An ideal Diesel cycle has a maximum cycle temperature of 2000°C. The state of the air at the beginning of the compression is P1 = 95 kPa and T1 = 15°C. This cycle is executed in a four-stroke, eight-cylinder engine with a cylinder bore of 10 cm and a piston stroke of 12 cm.
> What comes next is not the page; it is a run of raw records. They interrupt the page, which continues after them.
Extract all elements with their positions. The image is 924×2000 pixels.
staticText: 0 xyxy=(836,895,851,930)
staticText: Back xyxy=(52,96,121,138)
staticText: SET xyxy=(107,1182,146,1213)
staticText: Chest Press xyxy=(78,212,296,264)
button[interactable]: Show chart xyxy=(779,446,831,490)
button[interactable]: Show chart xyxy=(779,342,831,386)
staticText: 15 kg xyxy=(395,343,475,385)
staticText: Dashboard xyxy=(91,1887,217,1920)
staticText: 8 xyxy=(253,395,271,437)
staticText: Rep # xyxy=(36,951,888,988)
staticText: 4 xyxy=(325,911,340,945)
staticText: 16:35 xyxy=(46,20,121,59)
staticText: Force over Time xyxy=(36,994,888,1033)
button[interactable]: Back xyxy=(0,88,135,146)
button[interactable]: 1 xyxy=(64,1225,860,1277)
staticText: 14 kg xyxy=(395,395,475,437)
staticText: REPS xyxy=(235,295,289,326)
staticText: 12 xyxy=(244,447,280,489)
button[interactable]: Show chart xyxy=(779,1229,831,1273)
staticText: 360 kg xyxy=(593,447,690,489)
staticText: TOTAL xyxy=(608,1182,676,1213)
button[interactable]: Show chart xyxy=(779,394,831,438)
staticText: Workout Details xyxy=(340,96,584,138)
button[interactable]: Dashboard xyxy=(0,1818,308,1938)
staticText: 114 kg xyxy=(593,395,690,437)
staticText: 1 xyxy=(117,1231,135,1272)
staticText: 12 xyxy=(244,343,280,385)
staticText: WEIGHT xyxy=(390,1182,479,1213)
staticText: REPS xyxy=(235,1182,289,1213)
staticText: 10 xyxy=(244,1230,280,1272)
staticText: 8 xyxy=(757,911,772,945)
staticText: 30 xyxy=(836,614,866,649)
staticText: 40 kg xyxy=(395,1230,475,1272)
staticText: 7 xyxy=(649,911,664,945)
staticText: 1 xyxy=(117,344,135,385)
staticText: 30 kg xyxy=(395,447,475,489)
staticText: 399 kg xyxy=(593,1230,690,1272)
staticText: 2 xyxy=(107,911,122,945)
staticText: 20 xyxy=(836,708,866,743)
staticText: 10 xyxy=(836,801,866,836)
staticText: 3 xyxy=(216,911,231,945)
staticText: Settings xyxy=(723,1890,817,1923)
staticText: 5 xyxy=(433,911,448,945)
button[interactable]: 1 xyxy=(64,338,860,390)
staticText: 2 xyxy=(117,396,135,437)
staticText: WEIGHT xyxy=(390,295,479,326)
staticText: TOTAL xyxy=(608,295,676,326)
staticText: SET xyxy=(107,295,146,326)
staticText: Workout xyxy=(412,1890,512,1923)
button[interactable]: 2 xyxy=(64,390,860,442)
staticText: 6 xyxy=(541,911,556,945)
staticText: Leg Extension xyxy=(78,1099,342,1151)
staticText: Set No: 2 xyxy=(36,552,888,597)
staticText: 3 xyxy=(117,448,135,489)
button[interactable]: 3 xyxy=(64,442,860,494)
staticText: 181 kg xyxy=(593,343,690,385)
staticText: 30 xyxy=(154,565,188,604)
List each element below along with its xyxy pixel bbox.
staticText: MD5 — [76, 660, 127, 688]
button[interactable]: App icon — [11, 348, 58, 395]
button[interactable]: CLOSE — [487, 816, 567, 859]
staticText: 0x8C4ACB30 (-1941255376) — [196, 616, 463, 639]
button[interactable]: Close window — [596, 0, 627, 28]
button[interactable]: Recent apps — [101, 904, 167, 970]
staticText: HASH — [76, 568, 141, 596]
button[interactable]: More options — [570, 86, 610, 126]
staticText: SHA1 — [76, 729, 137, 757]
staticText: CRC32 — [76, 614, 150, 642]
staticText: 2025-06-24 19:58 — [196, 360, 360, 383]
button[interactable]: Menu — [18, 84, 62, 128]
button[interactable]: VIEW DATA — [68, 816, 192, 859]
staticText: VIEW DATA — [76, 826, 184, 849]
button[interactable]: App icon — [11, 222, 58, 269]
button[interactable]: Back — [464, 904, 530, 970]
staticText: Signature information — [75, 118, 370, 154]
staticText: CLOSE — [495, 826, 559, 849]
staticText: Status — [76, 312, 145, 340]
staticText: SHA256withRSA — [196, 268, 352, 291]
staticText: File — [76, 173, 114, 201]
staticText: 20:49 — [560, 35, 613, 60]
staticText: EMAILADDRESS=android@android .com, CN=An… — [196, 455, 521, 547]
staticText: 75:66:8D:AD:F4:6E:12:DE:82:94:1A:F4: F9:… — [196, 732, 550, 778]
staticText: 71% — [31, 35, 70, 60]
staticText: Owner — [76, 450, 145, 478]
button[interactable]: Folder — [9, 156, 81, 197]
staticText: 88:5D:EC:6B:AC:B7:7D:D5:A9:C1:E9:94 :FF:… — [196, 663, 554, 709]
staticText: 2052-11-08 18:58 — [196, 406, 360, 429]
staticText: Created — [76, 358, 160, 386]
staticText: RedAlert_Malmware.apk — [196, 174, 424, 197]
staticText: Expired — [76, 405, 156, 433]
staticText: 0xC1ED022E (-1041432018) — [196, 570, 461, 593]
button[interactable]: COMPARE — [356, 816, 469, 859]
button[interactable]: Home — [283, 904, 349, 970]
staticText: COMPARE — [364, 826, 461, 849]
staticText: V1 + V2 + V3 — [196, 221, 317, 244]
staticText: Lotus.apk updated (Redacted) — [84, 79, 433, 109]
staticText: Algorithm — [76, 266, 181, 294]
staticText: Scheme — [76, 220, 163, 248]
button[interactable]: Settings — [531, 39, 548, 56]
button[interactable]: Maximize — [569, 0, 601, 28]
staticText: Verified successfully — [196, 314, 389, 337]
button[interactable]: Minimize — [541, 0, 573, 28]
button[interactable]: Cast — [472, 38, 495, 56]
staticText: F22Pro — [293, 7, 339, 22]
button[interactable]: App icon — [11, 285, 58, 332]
The minimum volume enclosed in the cylinder is 5 percent of the maximum cylinder volume. Determine the power produced by this engine when it is operated at 1500 rpm. Use constant specific heats at room temperature. The properties of air at room temperature are cp = 1.005 kJ/kg·K, cv = 0.718 kJ/kg·K, R = 0.287 kJ/kg·K, and k = 1.4.

Power produced = 90.47 KW

Explanation:

We are given;

R = 0.287 kJ/kg·K

T1 = 15°C = 15 + 273 = 288 K

P1 = 95 KPa

Number of cylinders; N_cyl = 8

Bore; B = 10cm = 0.1m

Stroke; S = 12cm = 0.12m

cp = 1.005 kJ/kg·K

cv = 0.718 kJ/kg·K

k = 1.4

First of all let's find the initial specific volume;

α1 = RT1/P1

α1 = 0.287 * 288/95

α1 = 0.87 m³/kg

Now, let's find the total mass of air from the formula;

m = (V•N_cyl) / α1 = (B²•N_cyl•S•π) / 4α1

So, m = (B²•N_cyl•S•π) / 4α1

m = (0.1²•8•0.12•π) / (4*0.87)

m = 0.00867 Kg

Now, let's calculate the total mass flow rate;

m' = (m*N_rev) / n'

Where;

N_rev is number of revolutions given as 1500 rpm = 1500/60 rev/s = 25 rev/s

n' is the repetitions per circle = 2.

Thus;

m' = (0.00867*25) / 2

m' = 0.108375 kg/s

The temperature at state 2 is gotten from the formula;

T2 = T1*r^ (k - 1)

Where r is compression ratio.

We know that formula for compression ratio is;

the ratio of the maximum to minimum volume in the cylinder of an internal combustion engine.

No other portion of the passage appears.